Regarding age groups, no significant structural changes were observed in the time series of TB mortality among children. However, an increase in deaths was noted beginning in 2022, suggesting potential shifts in disease dynamics. This trend aligns with the broader pattern of TB being more prevalent among adults in the economically active age group, both globally and in Brazil [1,2]. Notably, our findings indicate that these adult groups experienced a significant rise in mortality following the pandemic.

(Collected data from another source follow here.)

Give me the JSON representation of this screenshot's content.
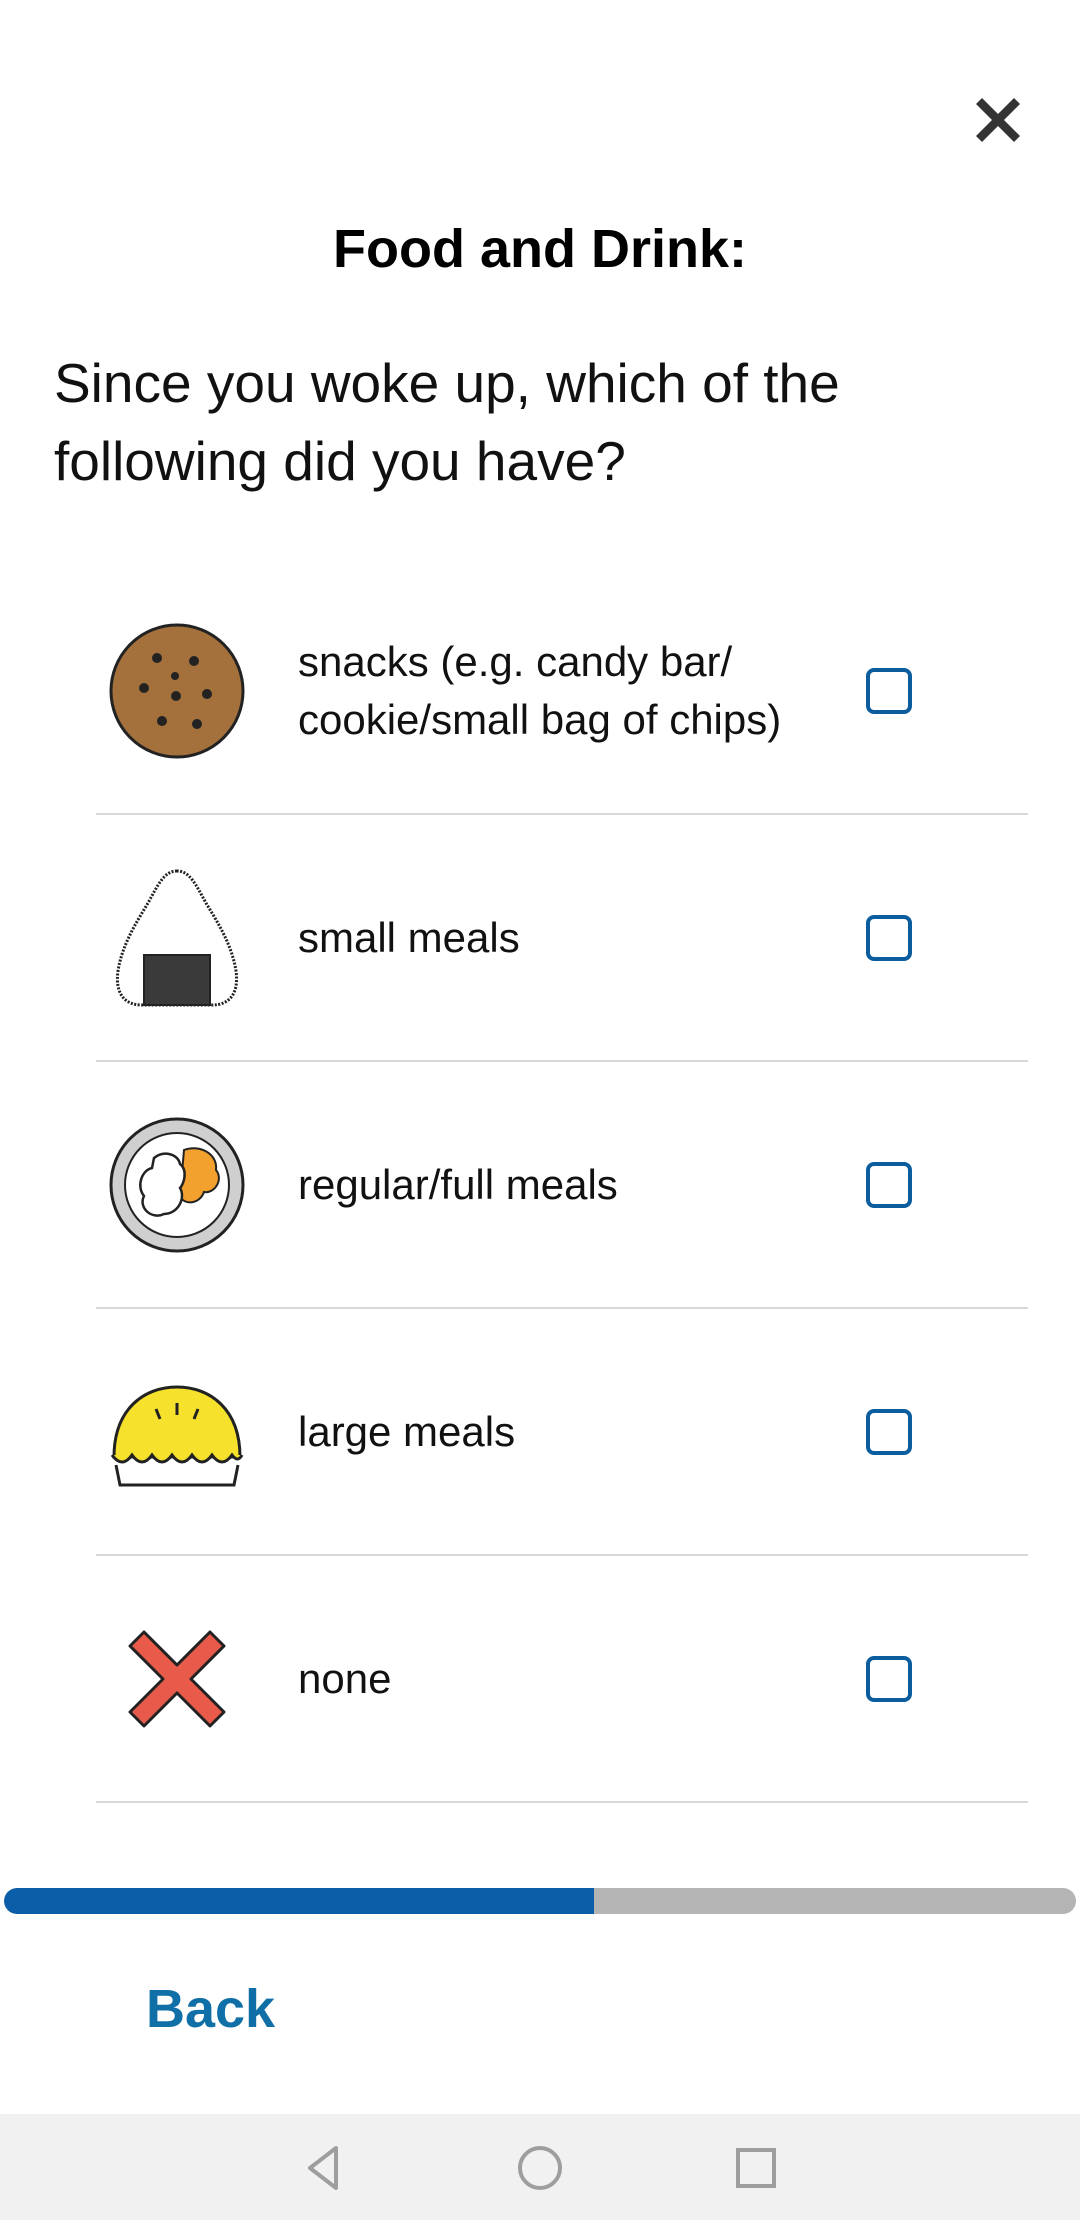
{
  "header": {
    "title": "Food and Drink:",
    "close_icon": "close-icon"
  },
  "question": "Since you woke up, which of the following did you have?",
  "options": [
    {
      "label": "snacks (e.g. candy bar/ cookie/small bag of chips)",
      "icon": "cookie-icon",
      "checked": false
    },
    {
      "label": "small meals",
      "icon": "rice-ball-icon",
      "checked": false
    },
    {
      "label": "regular/full meals",
      "icon": "plate-icon",
      "checked": false
    },
    {
      "label": "large meals",
      "icon": "pie-icon",
      "checked": false
    },
    {
      "label": "none",
      "icon": "red-x-icon",
      "checked": false
    }
  ],
  "progress": {
    "fraction": 0.55
  },
  "footer": {
    "back_label": "Back"
  },
  "colors": {
    "accent": "#0b5ea8",
    "checkbox_border": "#0b5d9d",
    "progress_track": "#b4b4b4",
    "back_text": "#0f6fa6"
  },
  "system_nav": {
    "back_icon": "nav-back-icon",
    "home_icon": "nav-home-icon",
    "recents_icon": "nav-recents-icon"
  }
}
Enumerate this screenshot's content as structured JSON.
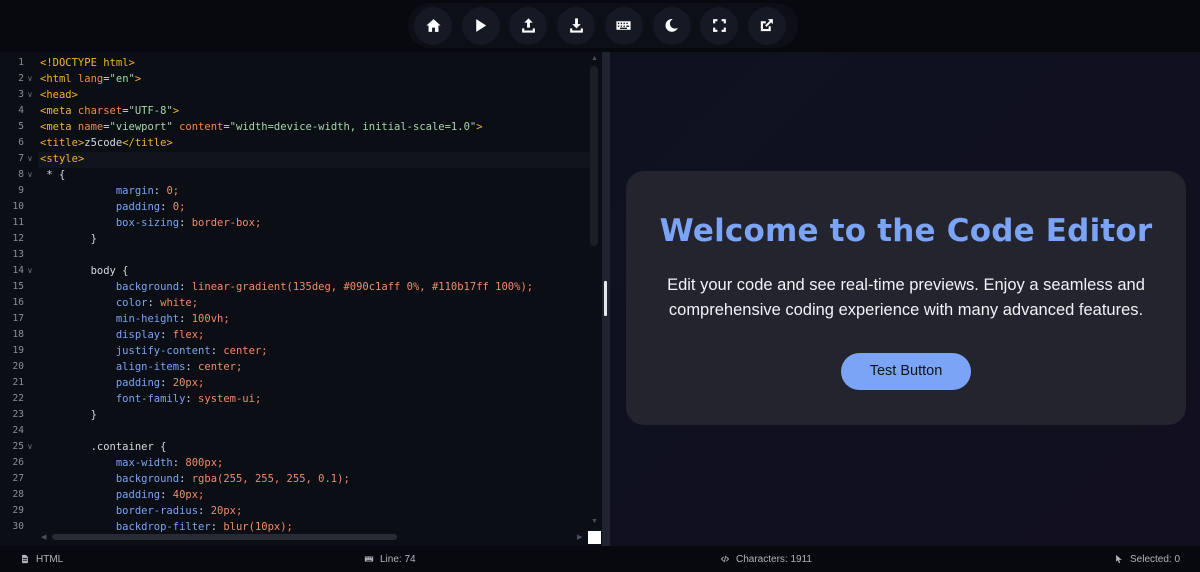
{
  "toolbar": {
    "buttons": [
      {
        "name": "home",
        "icon": "home-icon"
      },
      {
        "name": "run",
        "icon": "play-icon"
      },
      {
        "name": "upload",
        "icon": "upload-icon"
      },
      {
        "name": "download",
        "icon": "download-icon"
      },
      {
        "name": "keyboard",
        "icon": "keyboard-icon"
      },
      {
        "name": "theme",
        "icon": "moon-icon"
      },
      {
        "name": "fullscreen",
        "icon": "expand-icon"
      },
      {
        "name": "open-external",
        "icon": "external-link-icon"
      }
    ]
  },
  "editor": {
    "line_numbers": [
      "1",
      "2",
      "3",
      "4",
      "5",
      "6",
      "7",
      "8",
      "9",
      "10",
      "11",
      "12",
      "13",
      "14",
      "15",
      "16",
      "17",
      "18",
      "19",
      "20",
      "21",
      "22",
      "23",
      "24",
      "25",
      "26",
      "27",
      "28",
      "29",
      "30"
    ],
    "code_lines": [
      "<!DOCTYPE html>",
      "<html lang=\"en\">",
      "<head>",
      "<meta charset=\"UTF-8\">",
      "<meta name=\"viewport\" content=\"width=device-width, initial-scale=1.0\">",
      "<title>z5code</title>",
      "<style>",
      " * {",
      "            margin: 0;",
      "            padding: 0;",
      "            box-sizing: border-box;",
      "        }",
      "",
      "        body {",
      "            background: linear-gradient(135deg, #090c1aff 0%, #110b17ff 100%);",
      "            color: white;",
      "            min-height: 100vh;",
      "            display: flex;",
      "            justify-content: center;",
      "            align-items: center;",
      "            padding: 20px;",
      "            font-family: system-ui;",
      "        }",
      "",
      "        .container {",
      "            max-width: 800px;",
      "            background: rgba(255, 255, 255, 0.1);",
      "            padding: 40px;",
      "            border-radius: 20px;",
      "            backdrop-filter: blur(10px);"
    ],
    "fold_lines": [
      2,
      3,
      7,
      8,
      14,
      25
    ]
  },
  "preview": {
    "title": "Welcome to the Code Editor",
    "description": "Edit your code and see real-time previews. Enjoy a seamless and comprehensive coding experience with many advanced features.",
    "button_label": "Test Button"
  },
  "statusbar": {
    "language": "HTML",
    "line": "Line: 74",
    "characters": "Characters: 1911",
    "selected": "Selected: 0"
  },
  "colors": {
    "accent": "#7ba4f7",
    "tag": "#f0b429",
    "attr": "#f08a4b",
    "string": "#a5d6a7",
    "property": "#7ba4f0",
    "value": "#f28b6b"
  }
}
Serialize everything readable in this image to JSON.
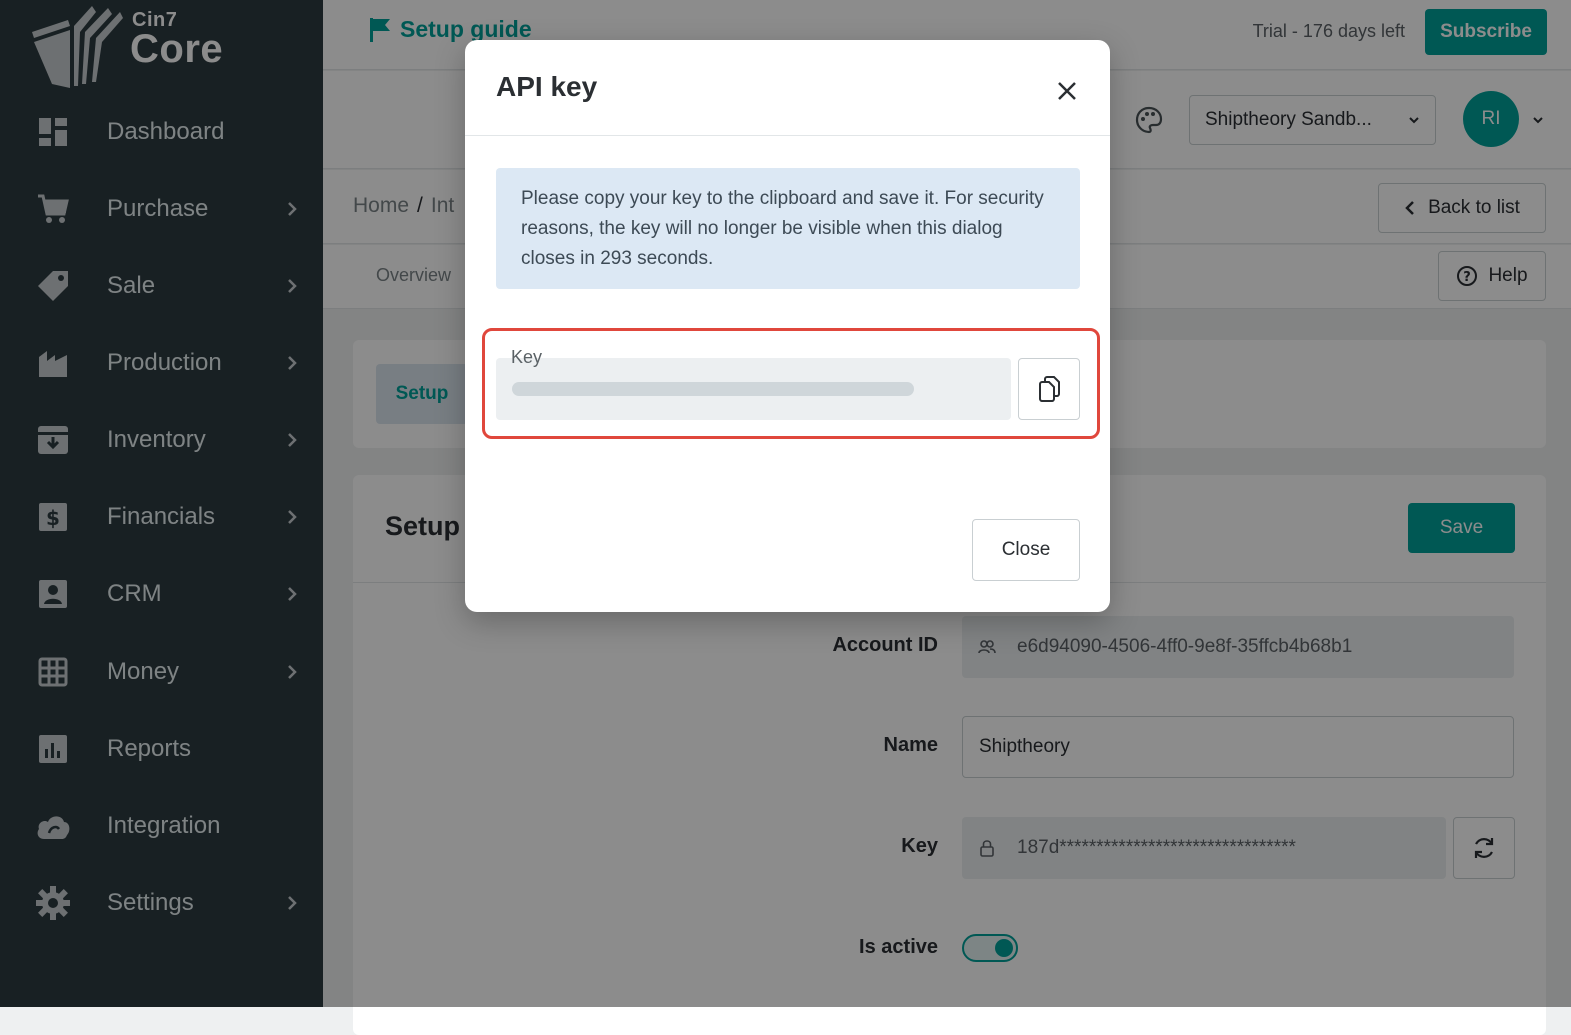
{
  "brand": {
    "small": "Cin7",
    "big": "Core"
  },
  "colors": {
    "sidebar": "#2d3b41",
    "accent": "#00a19a",
    "highlight": "#e0473c",
    "notice": "#dce8f4"
  },
  "sidebar": {
    "items": [
      {
        "label": "Dashboard",
        "icon": "dashboard-icon",
        "chevron": false
      },
      {
        "label": "Purchase",
        "icon": "cart-icon",
        "chevron": true
      },
      {
        "label": "Sale",
        "icon": "tag-icon",
        "chevron": true
      },
      {
        "label": "Production",
        "icon": "factory-icon",
        "chevron": true
      },
      {
        "label": "Inventory",
        "icon": "inventory-box-icon",
        "chevron": true
      },
      {
        "label": "Financials",
        "icon": "dollar-doc-icon",
        "chevron": true
      },
      {
        "label": "CRM",
        "icon": "contact-card-icon",
        "chevron": true
      },
      {
        "label": "Money",
        "icon": "ledger-grid-icon",
        "chevron": true
      },
      {
        "label": "Reports",
        "icon": "bar-chart-icon",
        "chevron": false
      },
      {
        "label": "Integration",
        "icon": "cloud-icon",
        "chevron": false
      },
      {
        "label": "Settings",
        "icon": "gear-icon",
        "chevron": true
      }
    ]
  },
  "header": {
    "setup_guide": "Setup guide",
    "trial": "Trial - 176 days left",
    "subscribe": "Subscribe",
    "org": "Shiptheory Sandb...",
    "avatar": "RI"
  },
  "breadcrumb": {
    "home": "Home",
    "sep": "/",
    "current": "Int"
  },
  "back_to_list": "Back to list",
  "tabs": {
    "overview": "Overview"
  },
  "help": "Help",
  "setup_tab": "Setup",
  "form": {
    "title": "Setup",
    "save": "Save",
    "account_id_label": "Account ID",
    "account_id_value": "e6d94090-4506-4ff0-9e8f-35ffcb4b68b1",
    "name_label": "Name",
    "name_value": "Shiptheory",
    "key_label": "Key",
    "key_value": "187d********************************",
    "active_label": "Is active",
    "active": true
  },
  "modal": {
    "title": "API key",
    "notice": "Please copy your key to the clipboard and save it. For security reasons, the key will no longer be visible when this dialog closes in 293 seconds.",
    "key_label": "Key",
    "close": "Close"
  }
}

Before the pandemic, the elderly presented a declining trend in mortality, but COVID-19 appears to have reversed this pattern, suggesting a possible interaction between the two diseases. Elderly individuals have the highest TB mortality rate, with most cases resulting from the reactivation of old lesions [35]. The reactivation of TB in older adults may have been driven by the impact of COVID-19 on individuals with weakened health. Additionally, the prioritization of COVID-19 in elderly populations may have led to the underreporting of TB cases, resulting in delayed or missed diagnoses and, consequently, increased mortality. This scenario highlights the need for targeted strategies to improve TB detection and management in elderly individuals.

Co-infection between TB and COVID-19 may exacerbate disease severity through immune system compromise and has been linked to delays in diagnosis and treatment, potentially worsening outcomes [36,37]. These interactions are particularly concerning in areas with a high COVID-19 incidence, where overwhelmed health systems may have further disrupted TB care. While this study focused on population-level mortality trends, the lack of clinical data limited a more detailed analysis of the co-infection dynamics. Future studies incorporating case-level clinical and spatial data are essential to explore these effects and inform integrated public health responses.

Although the findings of this study are significant, they should be interpreted with caution due to certain limitations. The results rely on secondary data, which may contain inconsistencies that could affect the results presented. Moreover, the COVID-19 pandemic likely contributed to the underreporting of TB deaths, potentially distorting mortality estimates.

Another consideration is that the time series models did not incorporate covariates, such as socioeconomic conditions or health system factors, which may have influenced the accuracy of the estimated mortality after the pandemic. While this study infers the impact of the pandemic based on temporal variations, it may not fully account for the influence of other concurrent factors. Despite these challenges, the data and the analytical approach provide valuable evidence to support public policy decisions, improve resource allocation, and enhance TB control efforts.

5. Conclusions

The COVID-19 pandemic significantly exacerbated TB mortality rates, with disproportionate effects on vulnerable groups, including women, elderly individuals, indigenous populations, and black individuals. These findings emphasize the long-term impact of the pandemic on TB control efforts and highlight the need for targeted interventions to address health disparities. This study provides critical insights for policymakers to develop strategies aimed at mitigating the pandemic’s impact on TB mortality and reducing health inequities in Brazil.